NVIDIA Linux open GPU kernel module source
Other
15.19k stars 1.27k forks source link

Failed to load NVDIA driver within CVM (TDX) #531

Open herozyg opened 1 year ago

herozyg commented 1 year ago

NVIDIA Open GPU Kernel Modules Version

535.54.03

Please confirm this issue does not happen with the proprietary driver (of the same version). This issue tracker is only for bugs specific to the open kernel driver.

Operating System and Version

Ubuntu22.04

Kernel Release

6.2

Please confirm you are running a stable release kernel (e.g. not a -rc). We do not accept bug reports for unreleased kernels.

Hardware: GPU

A10

Describe the bug

Installed the latest drvier in a TDVM and failed to run "nvidia-smi", log as below:

image

Could you please give any advices? Thank you!

To Reproduce

GPU: A10 CPU: Intel CPU w/ TDX Install Latest driver 535.54.03 in TDVM. Run cmd"nvidia-smi"

Bug Incidence

Always

nvidia-bug-report.log.gz

no.

More Info

No response

jrjatin commented 11 months ago

@jrjatin It seems that the Nvidia doc targets H100. @herozyg was attaching A10 to a CVM. Would this steps work on A10? A10 does not have confidential computing support.

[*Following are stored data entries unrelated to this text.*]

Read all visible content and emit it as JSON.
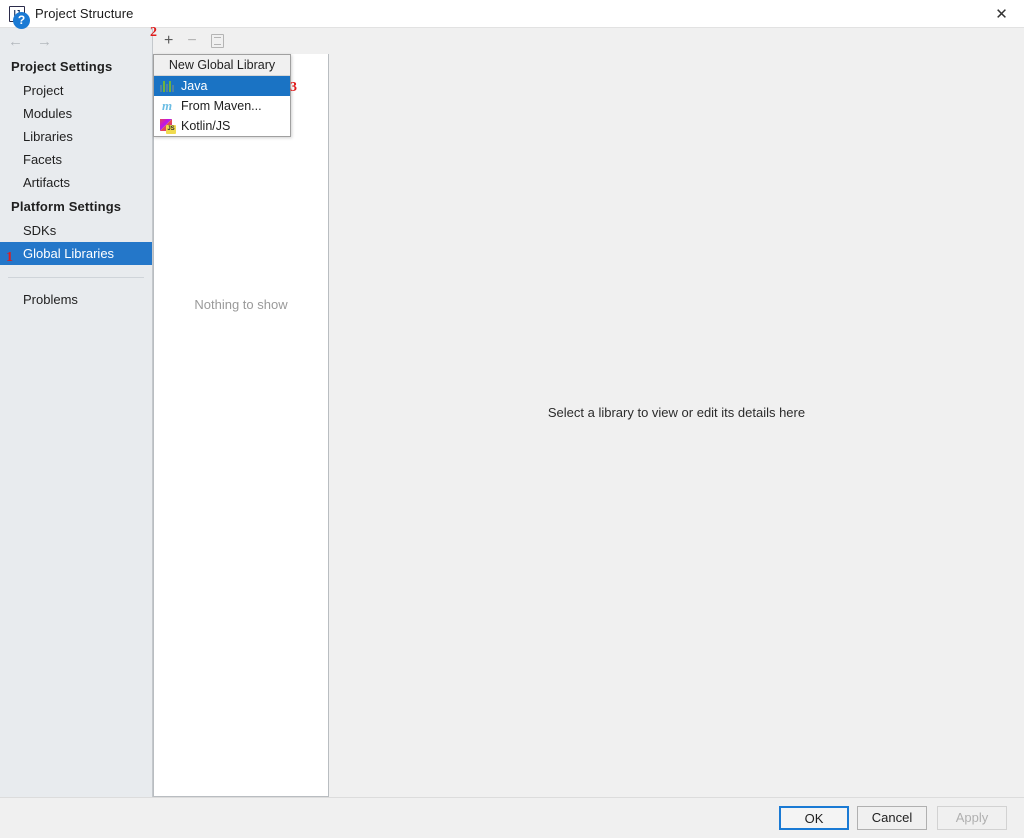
{
  "window": {
    "title": "Project Structure",
    "app_icon": "intellij-idea-icon",
    "close_label": "✕"
  },
  "nav": {
    "back_icon": "←",
    "forward_icon": "→"
  },
  "sidebar": {
    "sections": [
      {
        "header": "Project Settings",
        "items": [
          {
            "label": "Project",
            "selected": false
          },
          {
            "label": "Modules",
            "selected": false
          },
          {
            "label": "Libraries",
            "selected": false
          },
          {
            "label": "Facets",
            "selected": false
          },
          {
            "label": "Artifacts",
            "selected": false
          }
        ]
      },
      {
        "header": "Platform Settings",
        "items": [
          {
            "label": "SDKs",
            "selected": false
          },
          {
            "label": "Global Libraries",
            "selected": true
          }
        ]
      }
    ],
    "extra_items": [
      {
        "label": "Problems"
      }
    ]
  },
  "toolbar": {
    "add_label": "+",
    "remove_label": "−",
    "copy_label": "copy-icon"
  },
  "mid_panel": {
    "empty_text": "Nothing to show"
  },
  "detail_panel": {
    "hint_text": "Select a library to view or edit its details here"
  },
  "popup": {
    "title": "New Global Library",
    "items": [
      {
        "label": "Java",
        "icon": "java-icon",
        "highlighted": true
      },
      {
        "label": "From Maven...",
        "icon": "maven-icon",
        "highlighted": false
      },
      {
        "label": "Kotlin/JS",
        "icon": "kotlin-js-icon",
        "highlighted": false
      }
    ]
  },
  "annotations": [
    {
      "text": "1",
      "target": "global-libraries"
    },
    {
      "text": "2",
      "target": "add-button"
    },
    {
      "text": "3",
      "target": "java-menu-item"
    }
  ],
  "footer": {
    "help_label": "?",
    "ok_label": "OK",
    "cancel_label": "Cancel",
    "apply_label": "Apply"
  },
  "colors": {
    "accent": "#2477c9",
    "menu_highlight": "#1a73c4",
    "annotation": "#e01b1b",
    "sidebar_bg": "#e8ebee"
  }
}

Missed that! Maybe give it a try to see if it helps. Also just ensure to install nvidia drivers with -m=kernel-open

Quillana commented 5 months ago

May I kindly inquire if this issue has been resolved? Just as mentioned by @wdsun1008, integrating CVM with a non-cc GPU could be advantageous, considering we possess alternative software-based methods for confidential computing.

wdsun1008 commented 5 months ago

May I kindly inquire if this issue has been resolved? Just as mentioned by @wdsun1008, integrating CVM with a non-cc GPU could be advantageous, considering we possess alternative software-based methods for confidential computing.

Please refer sev-snp-gpu to enable Nvidia GPUs in SEV-SNP VMs.